[READ: December 13, 2023] “Hamburger Baby”
This year my wife ordered me The Short Story Advent Calendar. This is my sixth time reading the Calendar–it’s a holiday tradition! Here’s what H&O says about the calendar this year.
The 2023 Short Story Advent Calendar is a deluxe box set of individual short stories from some of the best writers in North America and beyond. Now in its ninth year, the SSAC is back to once again bring readers a deluxe, peppermint-fresh collection of 25 short stories from some of the best writers in North America and beyond.
The author of this story was Melissa Broder. Each day has an online component with the author with a brief interview.
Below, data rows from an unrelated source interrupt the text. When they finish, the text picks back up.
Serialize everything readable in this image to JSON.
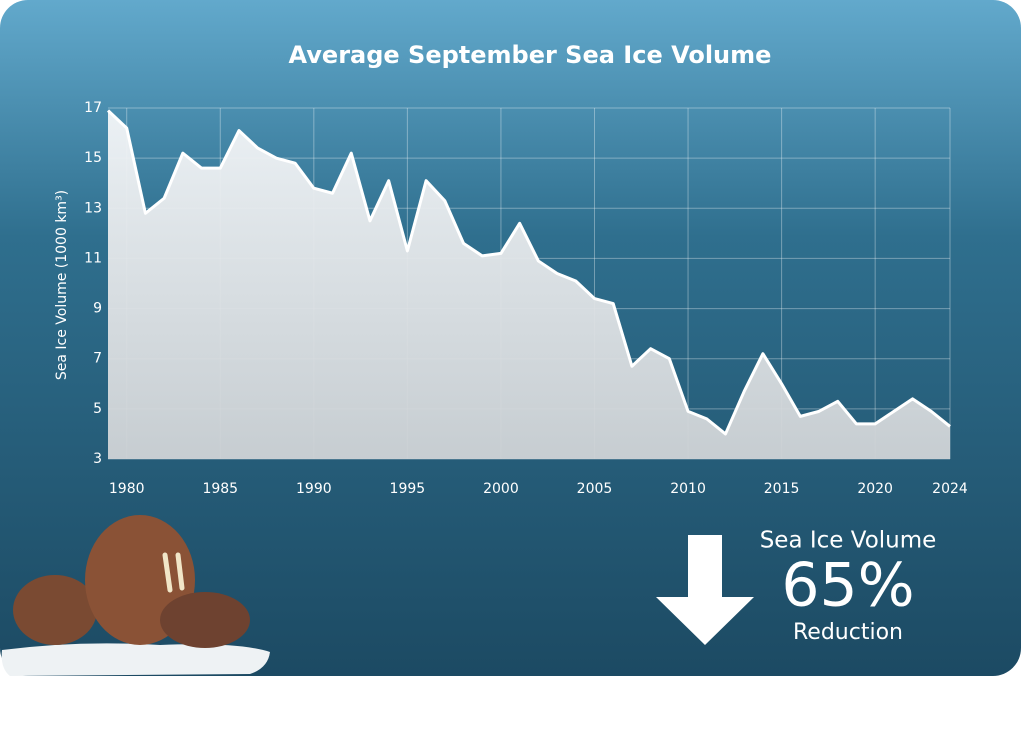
{
  "chart_data": {
    "type": "area",
    "title": "Average September Sea Ice Volume",
    "y_label": "Sea Ice Volume (1000 km³)",
    "x": [
      1979,
      1980,
      1981,
      1982,
      1983,
      1984,
      1985,
      1986,
      1987,
      1988,
      1989,
      1990,
      1991,
      1992,
      1993,
      1994,
      1995,
      1996,
      1997,
      1998,
      1999,
      2000,
      2001,
      2002,
      2003,
      2004,
      2005,
      2006,
      2007,
      2008,
      2009,
      2010,
      2011,
      2012,
      2013,
      2014,
      2015,
      2016,
      2017,
      2018,
      2019,
      2020,
      2021,
      2022,
      2023,
      2024
    ],
    "values": [
      16.9,
      16.2,
      12.8,
      13.4,
      15.2,
      14.6,
      14.6,
      16.1,
      15.4,
      15.0,
      14.8,
      13.8,
      13.6,
      15.2,
      12.5,
      14.1,
      11.3,
      14.1,
      13.3,
      11.6,
      11.1,
      11.2,
      12.4,
      10.9,
      10.4,
      10.1,
      9.4,
      9.2,
      6.7,
      7.4,
      7.0,
      4.9,
      4.6,
      4.0,
      5.7,
      7.2,
      6.0,
      4.7,
      4.9,
      5.3,
      4.4,
      4.4,
      4.9,
      5.4,
      4.9,
      4.3
    ],
    "color": "#e8ebee",
    "xlim": [
      1979,
      2024
    ],
    "xticks": [
      1980,
      1985,
      1990,
      1995,
      2000,
      2005,
      2010,
      2015,
      2020,
      2024
    ],
    "ylim": [
      3,
      17
    ],
    "yticks": [
      3,
      5,
      7,
      9,
      11,
      13,
      15,
      17
    ],
    "grid": true,
    "annotations": {
      "heading": "Sea Ice Volume",
      "percent": "65%",
      "caption": "Reduction"
    }
  }
}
It’s December 13. Melissa Broder, author of Death Valley, considers the DockATot.
This is one of those weird stories that is built on a bizarre premise and follows itself to a logical conclusion. Even if it is all patently absurd.
Broder explains the story a little:
MB: “Hamburger Baby” was inspired by the birth of my sister’s human baby, as well as my relationship with my mother. I knew nothing about babies or baby accoutrement before my sister’s baby was born, and I was astounded by the range of consumer options for an infant. It was fun to do a send-up of that.
And that send up goes beyond simple consumer products.
The narrator, who is a little dopey, gives birth to a healthy hamburger. But it’s not a walking/talking/baby surrogate hamburger, it’s an actual hamburger.
She is embarrassed of course and they are afraid to tell anyone. But she has to because everyone knew she was pregnant and since people didn’t know what to said they made it about themselves. I enjoyed very much this exchange between the narrator and her friend Michelle:
I had postpartum when Quinn was born …. I felt more like his babysitter than his mother.
You have a baby, Michelle, I said, I have a hamburger.
In a way that maybe makes it worse for me, she said.
A situation like this brings a couple closer together or forces them apart. Soon enough her husband was saying it was either the hamburger or him.
By the end of the story, the narrator has found a support group, even though the hamburger is largely disintegrated at this point.